Selain soal pelengseran para Pangdam yang dianggap “hijau” berdasarkan informasi Moerdani. Jusuf Wanandi juga mencatat kontak Wiranto lainnya dengan Benny. Menurut petinggi CSIS tersebut, beberapa saat setelah dilantik sebagao KSAD pada juni 1997, Wiranto menemui Moerdani untuk minta bantuan. Respons Benny,
“Jangan berilusi. Orang tua itu tidak senang pada saya, tidak percaya kepada saya. Jadi kau harus tetap di situ sebab kau satu-satunya orang kita di situ. Jangan berbuat salah dan jangan dekat dengan saya sebab kau akan dihabisi Soeharto jika dia tahu”
****** akhir kutipan *****
Salim Said sempat berjumpa dengan Jenderal Wiranto, di Studio Metro TV pada 22 Oktober 2012 dan menuliskan
****** awal kutipan *****
“Tidak benar semua cerita itu,” komentar Wiranto mengenai apa yang ditulis Jusuf Wanandi mengenai hubungannya dengan Benny. Kata Wiranto selanjutnya.
“Demi Allah, sayat tidak pernah berhubungan dengan Pak Benny secara pribadi. Saya jumpa hanya pada acara-acara resmi. Dan tidak ada lima Panglima Kodam yang saya ganti waktu itu. Dalam soal ABRI “Hijau” dan “Merah Putih” saya memang selalu kena fitnah.”
Pada mulanya barangkali Benny memang hanya menjalankan kebijakan Soeharto. Tapi mengingat sikap dan latar belakangnya yang secara prinsipil dari awal memang kurang bersahabat kepada Islam, maka masyarakat Islam Indonesia akhirnya cenderung melupakan bahwa Soeharto-lah sebenarya yang mula-mula menggariskan kebijakan sikap keras terhadap Islam.

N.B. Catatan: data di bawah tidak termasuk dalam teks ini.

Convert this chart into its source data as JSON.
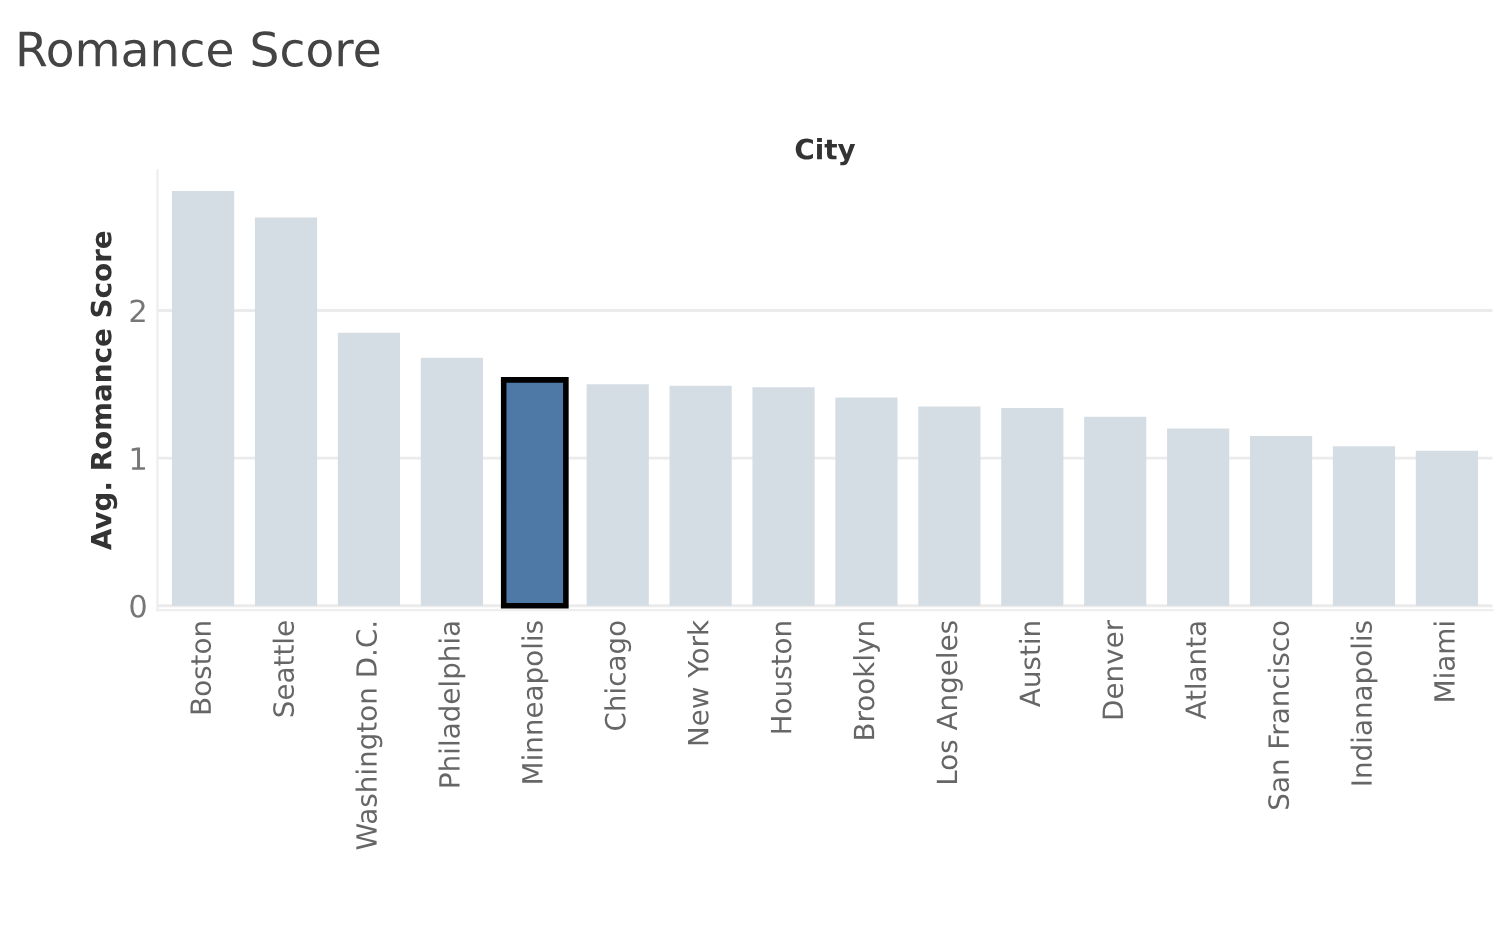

Benny dan Ali Murtopo hanya menafsirkan serta melaksanakannya. Tentu menurut penafsiran dan selera masing-masing kedua tokoh intel tersebut.
****** akhir kutipan ******
Jadi dapat kita ketahui bahwa pada waktu itu ada istilah ABRI “Hijau” yang diisi perwira yang dekat dengan Islam dan pesantren dan ABRI “Merah Putih” yang diisi perwira nasionalis yang condong kepada paham Sekularisme.